THE LAST COLONY
Tor, May 2007
Reviewed by Joy
John Perry got what he wanted when he entered the military at age seventy-five. Now, at ninety, he has the body of a thirty-year-old. His goal was to live through his service term and help colonize a planet. He has done even better than that. He became a war hero, married the clone of his much-loved first wife, and adopted a bright, sweet girl.
Now he doesn't know what to do with his stagnation. Life in an established colony is just not challenging, when the worst he has to do is arbitrate the arguments of the Chengelpet brothers.
An offer comes from the Colonial Union to head up a new colony. John is so there. Even his wife Jane is there, as his co-Administrator. Their daughter ZoŽ and her alien protectors, a pair of Obin, are ready for the adventure. And then comes the kink.

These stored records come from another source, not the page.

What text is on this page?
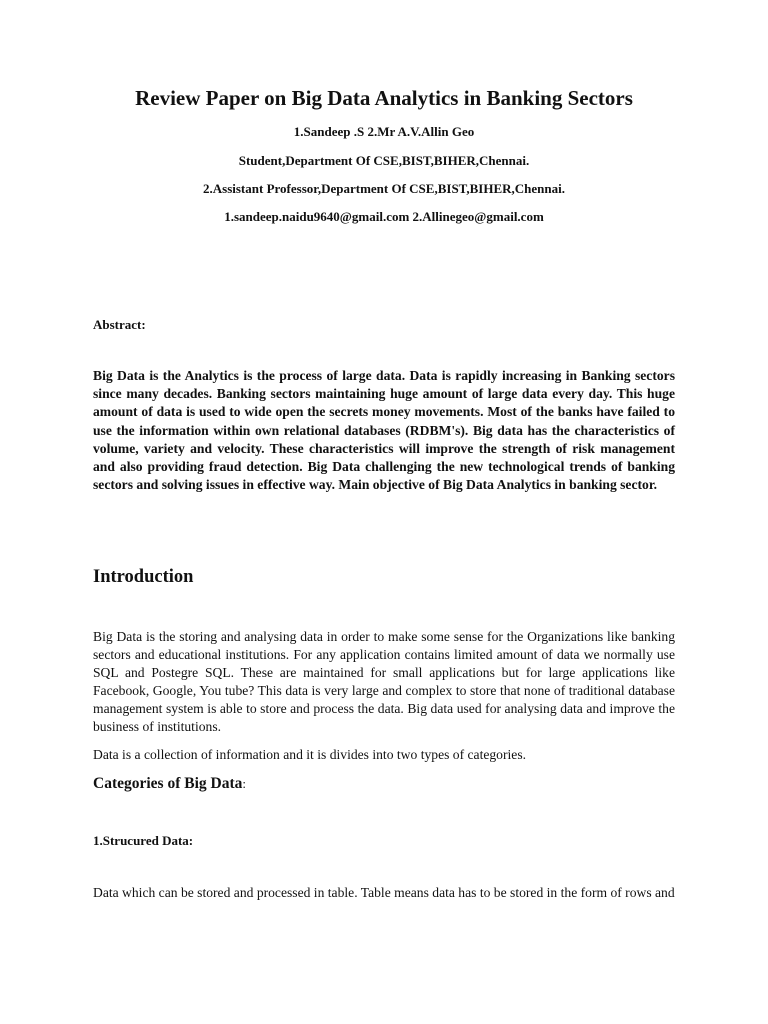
Review Paper on Big Data Analytics in Banking Sectors

1.Sandeep .S 2.Mr A.V.Allin Geo

Student,Department Of CSE,BIST,BIHER,Chennai.

2.Assistant Professor,Department Of CSE,BIST,BIHER,Chennai.

1.sandeep.naidu9640@gmail.com 2.Allinegeo@gmail.com

Abstract:

Big Data is the Analytics is the process of large data. Data is rapidly increasing in Banking sectors since many decades. Banking sectors maintaining huge amount of large data every day. This huge amount of data is used to wide open the secrets money movements. Most of the banks have failed to use the information within own relational databases (RDBM's). Big data has the characteristics of volume, variety and velocity. These characteristics will improve the strength of risk management and also providing fraud detection. Big Data challenging the new technological trends of banking sectors and solving issues in effective way. Main objective of Big Data Analytics in banking sector.

Introduction

Big Data is the storing and analysing data in order to make some sense for the Organizations like banking sectors and educational institutions. For any application contains limited amount of data we normally use SQL and Postegre SQL. These are maintained for small applications but for large applications like Facebook, Google, You tube? This data is very large and complex to store that none of traditional database management system is able to store and process the data. Big data used for analysing data and improve the business of institutions.

Data is a collection of information and it is divides into two types of categories.

Categories of Big Data:
1.Strucured Data:

Data which can be stored and processed in table. Table means data has to be stored in the form of rows and
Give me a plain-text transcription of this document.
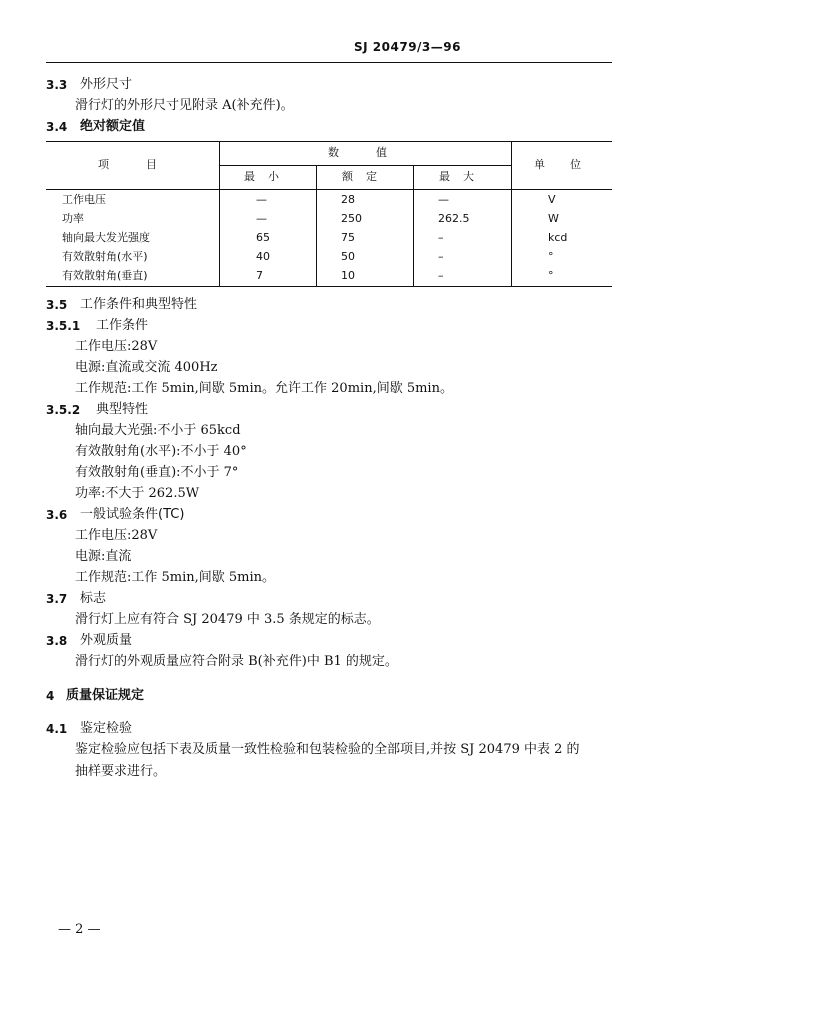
SJ 20479/3—96
3.3 外形尺寸
滑行灯的外形尺寸见附录 A(补充件)。
3.4 绝对额定值
项　　　目
数　　　值
单　　位
最　小	额　定	最　大
工作电压	—	28	—	V
功率	—	250	262.5	W
轴向最大发光强度	65	75	–	kcd
有效散射角(水平)	40	50	–	°
有效散射角(垂直)	7	10	–	°
3.5 工作条件和典型特性
3.5.1 工作条件
工作电压:28V
电源:直流或交流 400Hz
工作规范:工作 5min,间歇 5min。允许工作 20min,间歇 5min。
3.5.2 典型特性
轴向最大光强:不小于 65kcd
有效散射角(水平):不小于 40°
有效散射角(垂直):不小于 7°
功率:不大于 262.5W
3.6 一般试验条件(TC)
工作电压:28V
电源:直流
工作规范:工作 5min,间歇 5min。
3.7 标志
滑行灯上应有符合 SJ 20479 中 3.5 条规定的标志。
3.8 外观质量
滑行灯的外观质量应符合附录 B(补充件)中 B1 的规定。
4 质量保证规定
4.1 鉴定检验
鉴定检验应包括下表及质量一致性检验和包装检验的全部项目,并按 SJ 20479 中表 2 的
抽样要求进行。
— 2 —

Twenty-five hundred colonists are unexpectedly stranded with a low-level technology, hiding from a deadly alien coalition and endangered by unidentified predators at their back doors. The politics are insane: who would drop their own people into this situation? Answer: the Colonial Union.

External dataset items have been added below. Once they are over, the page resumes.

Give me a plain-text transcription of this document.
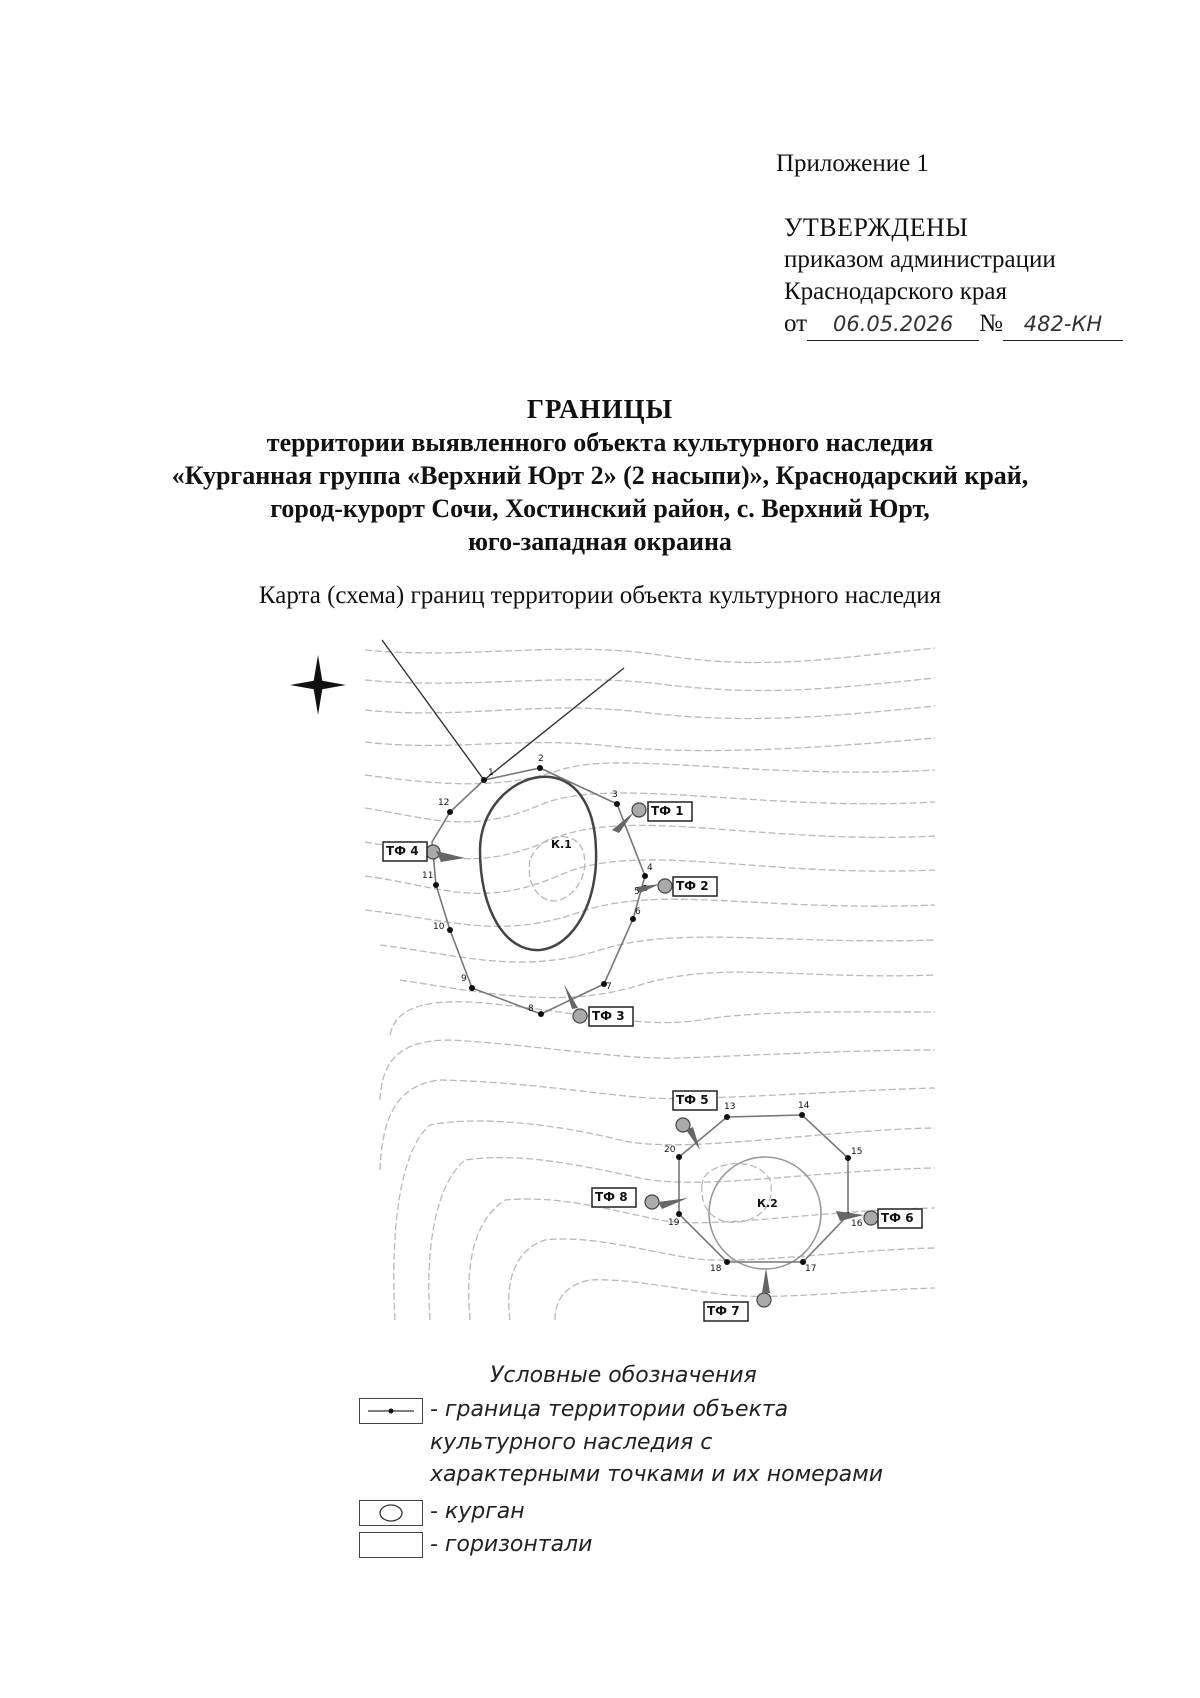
Приложение 1
УТВЕРЖДЕНЫ
приказом администрации
Краснодарского края
от 06.05.2026 № 482-КН
ГРАНИЦЫ
территории выявленного объекта культурного наследия
«Курганная группа «Верхний Юрт 2» (2 насыпи)», Краснодарский край,
город-курорт Сочи, Хостинский район, с. Верхний Юрт,
юго-западная окраина
Карта (схема) границ территории объекта культурного наследия
ТФ 1
ТФ 2
ТФ 3
ТФ 4
ТФ 5
ТФ 6
ТФ 7
ТФ 8
К.1
К.2
1
2
3
4
5
6
7
8
9
10
11
12
13	14
15
16
17
18
19
20
Условные обозначения
- граница территории объекта
культурного наследия с
характерными точками и их номерами
- курган
- горизонтали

As we already know from the previous books, OLD MAN'S WAR and THE GHOST BRIGADES, the Colonial Union has a stranglehold on the information it provides to humanity. We have seen the CU unscrupulously maneuvering enemy alien species. Its motives are questionable. John's task is to save humanity again, this time by doing some first class political maneuvering of his own, and doing it without losing his integrity.

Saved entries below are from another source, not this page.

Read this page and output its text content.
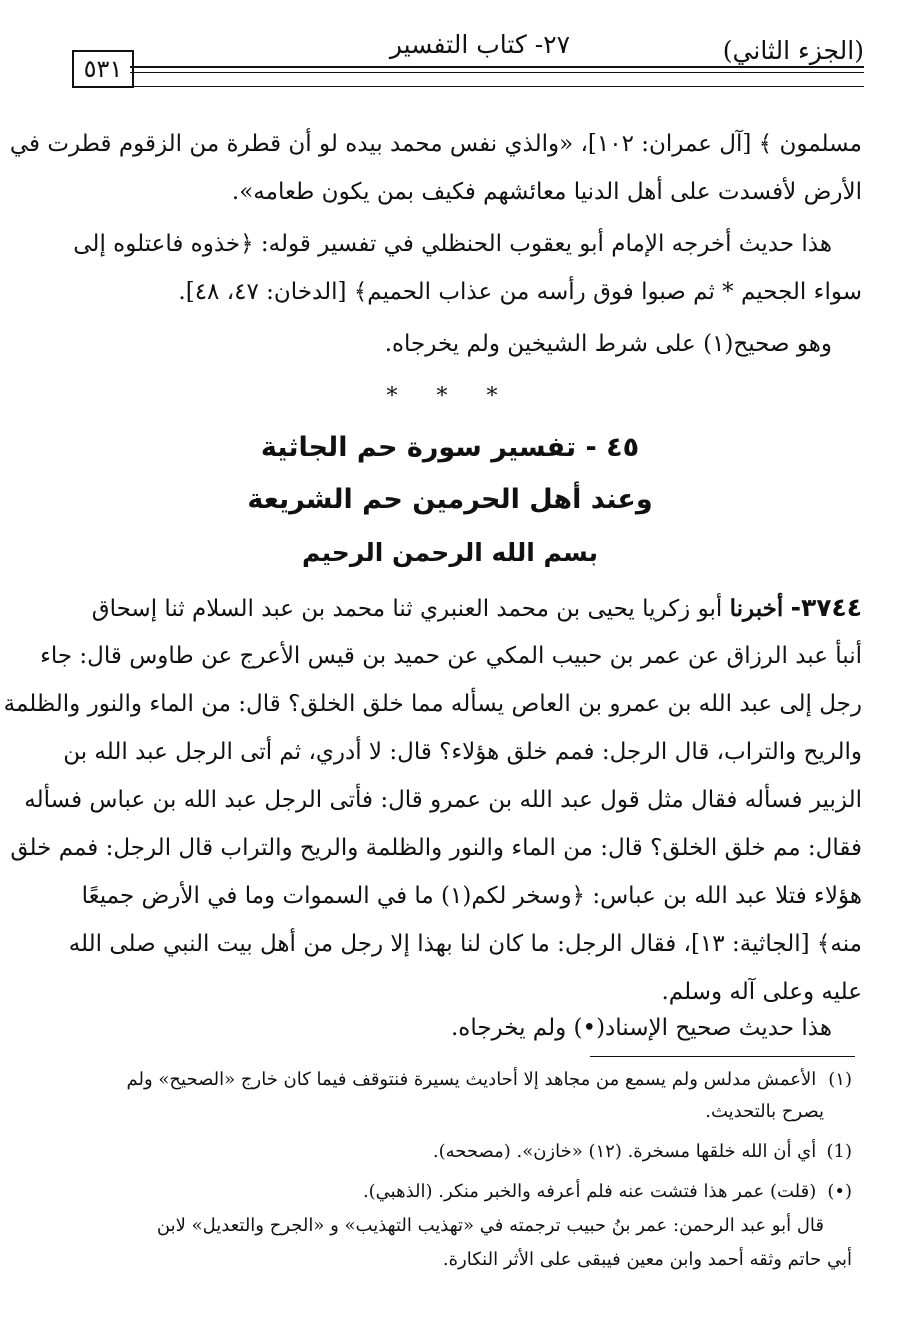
(الجزء الثاني)
٢٧- كتاب التفسير
٥٣١
مسلمون ﴾ [آل عمران: ١٠٢]، «والذي نفس محمد بيده لو أن قطرة من الزقوم قطرت في
الأرض لأفسدت على أهل الدنيا معائشهم فكيف بمن يكون طعامه».
هذا حديث أخرجه الإمام أبو يعقوب الحنظلي في تفسير قوله: ﴿خذوه فاعتلوه إلى
سواء الجحيم * ثم صبوا فوق رأسه من عذاب الحميم﴾ [الدخان: ٤٧، ٤٨].
وهو صحيح(١) على شرط الشيخين ولم يخرجاه.
* * *
٤٥ - تفسير سورة حم الجاثية
وعند أهل الحرمين حم الشريعة
بسم الله الرحمن الرحيم
٣٧٤٤- أخبرنا أبو زكريا يحيى بن محمد العنبري ثنا محمد بن عبد السلام ثنا إسحاق
أنبأ عبد الرزاق عن عمر بن حبيب المكي عن حميد بن قيس الأعرج عن طاوس قال: جاء
رجل إلى عبد الله بن عمرو بن العاص يسأله مما خلق الخلق؟ قال: من الماء والنور والظلمة
والريح والتراب، قال الرجل: فمم خلق هؤلاء؟ قال: لا أدري، ثم أتى الرجل عبد الله بن
الزبير فسأله فقال مثل قول عبد الله بن عمرو قال: فأتى الرجل عبد الله بن عباس فسأله
فقال: مم خلق الخلق؟ قال: من الماء والنور والظلمة والريح والتراب قال الرجل: فمم خلق
هؤلاء فتلا عبد الله بن عباس: ﴿وسخر لكم(١) ما في السموات وما في الأرض جميعًا
منه﴾ [الجاثية: ١٣]، فقال الرجل: ما كان لنا بهذا إلا رجل من أهل بيت النبي صلى الله
عليه وعلى آله وسلم.
هذا حديث صحيح الإسناد(•) ولم يخرجاه.
(١) الأعمش مدلس ولم يسمع من مجاهد إلا أحاديث يسيرة فنتوقف فيما كان خارج «الصحيح» ولم
يصرح بالتحديث.
(1) أي أن الله خلقها مسخرة. (١٢) «خازن». (مصححه).
(•) (قلت) عمر هذا فتشت عنه فلم أعرفه والخبر منكر. (الذهبي).
قال أبو عبد الرحمن: عمر بنُ حبيب ترجمته في «تهذيب التهذيب» و «الجرح والتعديل» لابن
أبي حاتم وثقه أحمد وابن معين فيبقى على الأثر النكارة.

THE LAST COLONY covers different territory from OLD MAN'S WAR and THE GHOST BRIGADES. This time we aren't going along on high-adrenaline raids and platoon infiltrations. What we see are the details of colonization, certainly not as exciting as military action. It makes for a slower start. Then comes revelation, and explosions of a different character.
Author John Scalzi can really think out of the box! Each book of this trilogy breaks new ground. In THE LAST COLONY, the Perrys' clever solution to the threat to humanity leaves one with the kind of satisfaction we get from seeing things, at last, go right.